La parola d’ordine è «trattare». «Se spero ancora in un dialogo con gli Usa sui dazi? Una trattativa va aperta a livello europeo con gli Stati Uniti per cercare soluzioni», osserva la Meloni, «per rimuovere tutti i dazi e non per moltiplicarli. Sono trattative che si fanno in due, io credo che sia quello che va fatto per l’interesse nostro, l’interesse della nostra economia, per l’interesse europeo, per l’interesse occidentale. Quindi perseguo quello che ritengo sia più giusto. Non penso che in una fase come questa sia più utile divaricare ulteriormente. Credo che una cosa utile da fare sia continuare a cercare delle soluzioni comuni», conclude, «perché alla fine, altrimenti, ci indeboliamo tutti. Poi, ripeto, sono valutazioni che si devono fare con altri interlocutori e vedremo anche qual è la posizione degli interlocutori».

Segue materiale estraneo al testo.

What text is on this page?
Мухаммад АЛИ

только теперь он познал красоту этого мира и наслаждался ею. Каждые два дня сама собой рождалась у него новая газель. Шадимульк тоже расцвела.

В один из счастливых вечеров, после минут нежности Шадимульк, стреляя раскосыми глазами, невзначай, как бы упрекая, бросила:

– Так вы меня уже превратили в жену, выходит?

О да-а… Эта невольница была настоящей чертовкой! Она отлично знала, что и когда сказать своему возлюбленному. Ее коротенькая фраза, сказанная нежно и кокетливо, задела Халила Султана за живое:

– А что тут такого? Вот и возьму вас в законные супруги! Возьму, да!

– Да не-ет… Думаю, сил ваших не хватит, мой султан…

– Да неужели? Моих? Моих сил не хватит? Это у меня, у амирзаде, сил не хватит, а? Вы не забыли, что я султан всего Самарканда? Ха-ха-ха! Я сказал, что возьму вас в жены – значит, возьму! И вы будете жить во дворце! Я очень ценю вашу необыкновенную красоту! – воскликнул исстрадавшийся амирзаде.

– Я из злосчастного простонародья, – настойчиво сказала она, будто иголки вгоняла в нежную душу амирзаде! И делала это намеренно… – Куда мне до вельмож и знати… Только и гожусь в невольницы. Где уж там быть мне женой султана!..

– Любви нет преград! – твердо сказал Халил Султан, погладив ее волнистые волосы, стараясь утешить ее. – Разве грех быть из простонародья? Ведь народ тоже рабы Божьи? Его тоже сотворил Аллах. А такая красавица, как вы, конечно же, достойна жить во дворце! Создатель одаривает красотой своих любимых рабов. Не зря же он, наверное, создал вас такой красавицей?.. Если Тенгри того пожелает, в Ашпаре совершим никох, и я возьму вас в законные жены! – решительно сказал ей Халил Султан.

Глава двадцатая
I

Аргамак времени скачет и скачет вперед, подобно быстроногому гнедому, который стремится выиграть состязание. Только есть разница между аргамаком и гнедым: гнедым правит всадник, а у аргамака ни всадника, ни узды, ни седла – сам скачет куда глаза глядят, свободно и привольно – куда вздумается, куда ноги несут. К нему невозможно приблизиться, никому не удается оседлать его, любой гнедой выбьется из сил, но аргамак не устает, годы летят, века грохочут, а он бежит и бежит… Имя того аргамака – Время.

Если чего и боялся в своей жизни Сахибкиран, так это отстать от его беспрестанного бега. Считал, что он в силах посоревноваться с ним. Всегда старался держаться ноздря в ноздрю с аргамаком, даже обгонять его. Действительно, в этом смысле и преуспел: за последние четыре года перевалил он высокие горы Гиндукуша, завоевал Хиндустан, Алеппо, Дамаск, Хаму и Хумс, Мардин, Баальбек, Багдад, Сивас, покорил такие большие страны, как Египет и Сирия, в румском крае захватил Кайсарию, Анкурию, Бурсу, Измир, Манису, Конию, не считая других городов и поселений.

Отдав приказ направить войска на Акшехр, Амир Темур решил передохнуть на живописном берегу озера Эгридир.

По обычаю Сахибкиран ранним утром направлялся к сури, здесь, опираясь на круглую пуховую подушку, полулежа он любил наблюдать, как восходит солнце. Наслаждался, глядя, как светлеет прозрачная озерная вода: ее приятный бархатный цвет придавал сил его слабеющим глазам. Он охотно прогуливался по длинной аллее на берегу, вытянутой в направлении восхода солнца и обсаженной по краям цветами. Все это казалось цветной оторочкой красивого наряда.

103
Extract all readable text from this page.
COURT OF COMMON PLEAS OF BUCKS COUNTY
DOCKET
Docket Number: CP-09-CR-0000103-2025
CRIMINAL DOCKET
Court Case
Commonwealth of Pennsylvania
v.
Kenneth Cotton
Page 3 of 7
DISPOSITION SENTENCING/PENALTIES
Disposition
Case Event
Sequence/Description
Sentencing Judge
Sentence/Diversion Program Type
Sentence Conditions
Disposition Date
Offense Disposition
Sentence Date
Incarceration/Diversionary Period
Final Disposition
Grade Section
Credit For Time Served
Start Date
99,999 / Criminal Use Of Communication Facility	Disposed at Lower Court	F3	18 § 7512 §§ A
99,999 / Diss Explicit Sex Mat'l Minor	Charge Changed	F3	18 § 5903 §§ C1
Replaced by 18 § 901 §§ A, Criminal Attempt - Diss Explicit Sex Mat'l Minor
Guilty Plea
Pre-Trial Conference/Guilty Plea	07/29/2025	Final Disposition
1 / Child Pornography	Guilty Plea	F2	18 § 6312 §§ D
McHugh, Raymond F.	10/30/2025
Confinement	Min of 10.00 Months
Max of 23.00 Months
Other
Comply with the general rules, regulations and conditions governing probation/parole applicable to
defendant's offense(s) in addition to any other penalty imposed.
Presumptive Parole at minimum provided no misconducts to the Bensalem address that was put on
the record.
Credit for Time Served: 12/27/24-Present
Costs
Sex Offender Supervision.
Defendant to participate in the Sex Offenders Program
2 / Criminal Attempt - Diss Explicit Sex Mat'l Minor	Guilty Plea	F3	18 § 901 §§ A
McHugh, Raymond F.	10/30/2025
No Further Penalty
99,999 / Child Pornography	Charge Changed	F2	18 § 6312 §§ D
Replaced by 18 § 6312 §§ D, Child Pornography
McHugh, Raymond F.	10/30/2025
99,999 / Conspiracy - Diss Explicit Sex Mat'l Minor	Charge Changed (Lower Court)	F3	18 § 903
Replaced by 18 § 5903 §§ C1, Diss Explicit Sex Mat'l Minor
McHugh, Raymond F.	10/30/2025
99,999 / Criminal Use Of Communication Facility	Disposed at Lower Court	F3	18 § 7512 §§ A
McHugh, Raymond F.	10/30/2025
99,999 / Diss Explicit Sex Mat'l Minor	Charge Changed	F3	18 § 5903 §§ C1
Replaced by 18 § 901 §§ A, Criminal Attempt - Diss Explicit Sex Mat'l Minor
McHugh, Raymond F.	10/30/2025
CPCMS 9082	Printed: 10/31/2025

La trattativa Europa-Usa riguarda, è bene sottolinearlo, i dazi che eventualmente Bruxelles dovesse decidere di introdurre in risposta a quelli americani: questi dovrebbero essere applicati da tutti gli Stati membri. Non è così per quel che riguarda i dazi imposti dagli States, che possono decidere tranquillamente quali prodotti esentare, su quali merci alleggerire l’imposta al 20%, e anche con quali paesi eventualmente trovare intese più vantaggiose. La visita a Roma del 18 aprile del vicepresidente Usa Jd Vance, che incontrerà la Meloni, sarà a tutti gli effetti un bilaterale anche sui dazi. Tra l’altro, nessuno può escludere che prima di quella data Giorgia Meloni voli a Washington per incontrare Trump.